Continuou os estudos no Colégio Imaculada Conceição, em Montes Claros, progressista cidade do norte de Minas Gerais, e ali fez o curso ginasial e depois se formou normalista (Curso Normal de Formação de Professores Primários). Casou-se em 1958 e foi residir em Curitiba, Paraná. Por concurso público, ingressou no então DCT (Departamento de Correios e Telégrafos), hoje ECT (Empresa Brasileira de Correios e Telégrafos. Ainda em Curitiba, fez o curso de Letras (Português e Francês) na Universidade Católica do Paraná (PUC), enquanto escrevia crônicas, poemas, trovas e sonetos.

Depois de 16 anos de trabalhos e estudos em Curitiba, em razão da transferência de seu esposo para a Base Aérea de São Paulo, Cumbica – Guarulhos, a família mudou-se para Guarulhos, onde Vanda continuou trabalhando nos Correios, escrevendo e participando de concursos de Trovas e Poesia em todo o país.

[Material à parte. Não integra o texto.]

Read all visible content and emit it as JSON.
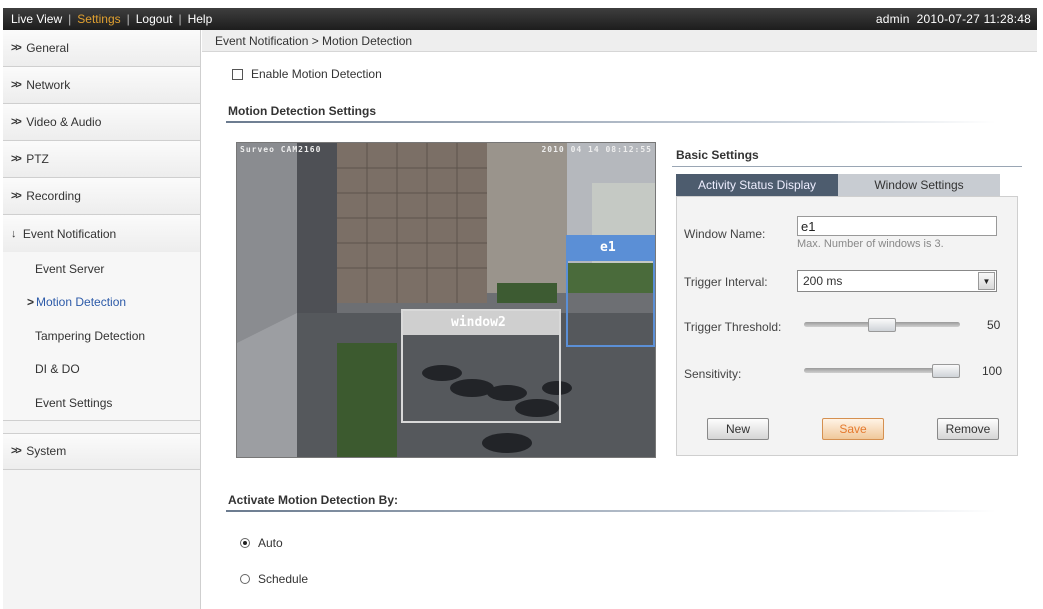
{
  "topbar": {
    "nav": [
      {
        "label": "Live View",
        "active": false
      },
      {
        "label": "Settings",
        "active": true
      },
      {
        "label": "Logout",
        "active": false
      },
      {
        "label": "Help",
        "active": false
      }
    ],
    "user": "admin",
    "datetime": "2010-07-27 11:28:48"
  },
  "sidebar": {
    "items": [
      {
        "label": "General"
      },
      {
        "label": "Network"
      },
      {
        "label": "Video & Audio"
      },
      {
        "label": "PTZ"
      },
      {
        "label": "Recording"
      },
      {
        "label": "Event Notification"
      },
      {
        "label": "System"
      }
    ],
    "event_sub": [
      {
        "label": "Event Server"
      },
      {
        "label": "Motion Detection",
        "active": true
      },
      {
        "label": "Tampering Detection"
      },
      {
        "label": "DI & DO"
      },
      {
        "label": "Event Settings"
      }
    ]
  },
  "breadcrumb": "Event Notification > Motion Detection",
  "enable_motion": {
    "label": "Enable Motion Detection",
    "checked": false
  },
  "motion_settings_title": "Motion Detection Settings",
  "camera": {
    "osd_left": "Surveo CAM2160",
    "osd_right": "2010 04 14 08:12:55",
    "windows": [
      {
        "name": "e1",
        "color": "#5b8fd6"
      },
      {
        "name": "window2",
        "color": "#d9d9d9"
      }
    ]
  },
  "basic": {
    "title": "Basic Settings",
    "tabs": [
      {
        "label": "Activity Status Display",
        "active": true
      },
      {
        "label": "Window Settings",
        "active": false
      }
    ],
    "window_name_label": "Window Name:",
    "window_name_value": "e1",
    "window_hint": "Max. Number of windows is 3.",
    "trigger_interval_label": "Trigger Interval:",
    "trigger_interval_value": "200 ms",
    "trigger_threshold_label": "Trigger Threshold:",
    "trigger_threshold_value": "50",
    "trigger_threshold_fraction": 0.5,
    "sensitivity_label": "Sensitivity:",
    "sensitivity_value": "100",
    "sensitivity_fraction": 1.0,
    "buttons": {
      "new": "New",
      "save": "Save",
      "remove": "Remove"
    }
  },
  "activate": {
    "title": "Activate Motion Detection By:",
    "options": [
      {
        "label": "Auto",
        "checked": true
      },
      {
        "label": "Schedule",
        "checked": false
      }
    ]
  },
  "colors": {
    "accent_active_nav": "#e0a030",
    "active_sub": "#2c5aa8",
    "tab_active": "#4d5c6e"
  }
}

Licenciada em Letras, tornou-se professora da rede escolar paulista, lecionando, inclusive Francês. Pouco depois, concursada, deixou a ECT e efetivou-se como professora na Escola Estadual de Primeiro e Segundo Graus “Professor Fábio Fanucchi”, em Guarulhos-SP. Em 1984 recebeu medalha de “Professor do Ano”, uma promoção da Prefeitura Municipal. Foi a primeira mulher a ingressar na Academia Guarulhense de Letras (AGL). Ainda em Guarulhos, fez o Curso de Pedagogia Plena, nas Faculdades Farias Brito.

Contando com trabalhos ainda inéditos, publicou até agora cinco títulos: “TRAJETÓRIA” (Poesia), Editora do Escritor, São Paulo, 1981; “DESCORTINANDO” (Poesia), J. Scortecci Editora, São Paulo, 1990; “CONVERSA CALADA” (Sonetos), Editora Lítero-Técnica, Curitiba, PR, 1990; “UMA CANDEIA NA JANELA” (Prosa), Torre de Papel Editora Gráfica, Curitiba, PR, 1997 e “UMA LUZ NO CAMINHO” (Autobiografia), Editora Torre de Papel, Curitiba, PR, 2004.

Premiadíssima nos concursos de poesias e trovas por todo o Brasil e às vezes em Portugal, a poesia versátil de Vanda é repleta de ternura, sensibilidade, profundidade de sentimento, com domínio perfeito da língua portuguesa, mas sem rebuscamento. Emociona quem lê, porque escreve com o coração. No livro CONVERSA CALADA, são sessenta (60) sonetos (incluindo uma versão para o Francês), versando sobre desencontro, esperança, tristeza, alegria, família, criança, flor, fantasia, filosofia, amor, saudade, vida, etc.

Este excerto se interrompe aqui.